The above is the first and last 30 of the testing set samples with the next day predictions in predicting whether the value would be 2% more than the previous day.The stock you asked for when running the script at the counts section is the stock that was analyzed. you can rerun this script for any of the stocks in that dataset where you search for these markers ‘%^&%’ in this script within RStudio.

%%%%%%%%%%%%%%%%%%%%%%%%%% ***

The above script can be run with a different lead value to see how well the algorithms use this time series with the same or varying lag prices to also predict the value of the stock increasing more than 2% in the future if the stock has enough information for how far into the future you want to forecast or predict. Lets do that but with a 1 day lag and a prediction for whether or not the stock value will increase in 30 days by 2%. We just change the lag and lead values to 1 and 30 respectively. There will be missing information, that will shrink our data for the last 30 days, if there aren’t more dates available after the end date specified.

stock_1 <- toupper("yelp")
lag <- 1
startDate <- '2012-12-31'
endDate <- '2020-03-25'
lead <- 30

Lets subset our large table to get the dates requested.

sDF <- subset(DF, DF$Date>=startDate & DF$Date<=endDate)

lagN <- paste('lag',lag,sep='')
cat('The number of days to retrieve the stock value compared to each day value listed as an instance is ',lag,'and the stock to look up this information for is ',stock_1)

## The number of days to retrieve the stock value compared to each day value listed as an instance is  1 and the stock to look up this information for is  YELP

stknme <- as.character(newStocks[newStocks$stockSymbol==stock_1,2])
cat('\nThis stock is ',stknme)

## 
## This stock is  Yelp Inc.

Lstock_1 <- subset(sDF, sDF$stockName==stock_1)

cat('The number of days for trading that this time period will provide counts of increasing and decreasing days is ', length(Lstock_1$Date), ' trading days.')

## The number of days for trading that this time period will provide counts of increasing and decreasing days is  1820  trading days.

Generic automation of above stock to look up and the lag to use for generating the counts, group of counts, and lag values to get those counts.

Lstock_1$startDayValue <-Lstock_1$stockValue[1]
Lstock_1$startDayDate <- Lstock_1$Date[1]
Lstock_1$finalDayValue <-Lstock_1$stockValue[length(Lstock_1$stockValue)]
Lstock_1$finalDayDate <- Lstock_1$Date[length(Lstock_1$Date)]
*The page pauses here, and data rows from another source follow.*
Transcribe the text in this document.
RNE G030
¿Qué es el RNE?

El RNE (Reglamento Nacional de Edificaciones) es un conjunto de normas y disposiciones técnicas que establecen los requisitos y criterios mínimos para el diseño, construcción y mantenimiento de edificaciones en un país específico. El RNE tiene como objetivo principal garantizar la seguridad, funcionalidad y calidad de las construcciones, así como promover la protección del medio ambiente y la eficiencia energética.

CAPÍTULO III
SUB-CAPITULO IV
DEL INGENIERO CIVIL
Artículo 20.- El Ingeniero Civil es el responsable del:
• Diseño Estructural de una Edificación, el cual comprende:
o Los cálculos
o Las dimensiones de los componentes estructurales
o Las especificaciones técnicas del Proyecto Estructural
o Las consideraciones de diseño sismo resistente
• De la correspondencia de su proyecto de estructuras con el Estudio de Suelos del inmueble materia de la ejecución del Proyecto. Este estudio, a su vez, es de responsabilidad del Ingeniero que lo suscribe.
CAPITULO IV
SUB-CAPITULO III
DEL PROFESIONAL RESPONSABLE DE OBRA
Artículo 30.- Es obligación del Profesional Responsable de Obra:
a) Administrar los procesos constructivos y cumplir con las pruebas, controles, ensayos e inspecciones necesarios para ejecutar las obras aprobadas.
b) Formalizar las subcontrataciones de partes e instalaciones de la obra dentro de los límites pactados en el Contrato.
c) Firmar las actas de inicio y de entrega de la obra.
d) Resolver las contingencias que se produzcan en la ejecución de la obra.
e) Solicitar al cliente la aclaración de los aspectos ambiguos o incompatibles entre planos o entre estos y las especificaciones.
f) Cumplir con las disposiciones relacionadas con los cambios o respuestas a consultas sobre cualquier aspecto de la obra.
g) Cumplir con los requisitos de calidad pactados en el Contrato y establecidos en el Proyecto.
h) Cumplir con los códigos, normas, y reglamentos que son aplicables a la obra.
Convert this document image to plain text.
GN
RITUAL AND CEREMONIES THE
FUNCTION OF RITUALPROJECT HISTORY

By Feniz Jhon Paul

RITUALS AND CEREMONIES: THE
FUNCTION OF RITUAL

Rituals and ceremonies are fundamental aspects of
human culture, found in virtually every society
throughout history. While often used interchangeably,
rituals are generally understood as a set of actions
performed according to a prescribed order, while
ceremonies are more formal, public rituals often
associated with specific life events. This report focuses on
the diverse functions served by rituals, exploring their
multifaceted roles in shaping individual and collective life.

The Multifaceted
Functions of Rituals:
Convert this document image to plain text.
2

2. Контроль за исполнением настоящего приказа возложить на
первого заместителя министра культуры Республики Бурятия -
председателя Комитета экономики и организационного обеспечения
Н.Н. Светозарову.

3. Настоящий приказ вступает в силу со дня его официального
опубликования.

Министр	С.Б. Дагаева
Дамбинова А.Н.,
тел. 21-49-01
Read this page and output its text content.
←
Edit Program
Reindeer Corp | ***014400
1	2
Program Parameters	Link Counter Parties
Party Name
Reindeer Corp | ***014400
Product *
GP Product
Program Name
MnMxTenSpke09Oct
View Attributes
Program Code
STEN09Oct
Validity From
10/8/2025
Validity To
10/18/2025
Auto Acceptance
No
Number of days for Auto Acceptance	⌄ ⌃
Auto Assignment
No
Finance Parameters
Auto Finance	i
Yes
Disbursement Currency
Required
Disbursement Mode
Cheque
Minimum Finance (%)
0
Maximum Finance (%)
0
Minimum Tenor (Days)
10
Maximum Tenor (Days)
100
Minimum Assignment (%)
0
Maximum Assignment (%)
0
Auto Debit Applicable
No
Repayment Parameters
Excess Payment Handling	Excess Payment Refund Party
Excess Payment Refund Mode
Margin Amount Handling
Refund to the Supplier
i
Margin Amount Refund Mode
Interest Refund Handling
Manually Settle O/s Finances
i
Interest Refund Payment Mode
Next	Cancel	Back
stock_1LN <- lag(Lstock_1$stockValue, lag)
Lstock_1$lagN <- stock_1LN
Lstock_1$today2_lagN <- Lstock_1$stockValue/Lstock_1$lagN
Lstock_1 <- Lstock_1[complete.cases(Lstock_1),]

Lets look at the data we will be adding counts of increasing and decreasing days, for the time interval dates and stock values at the beginning and end of the time interval available or requested.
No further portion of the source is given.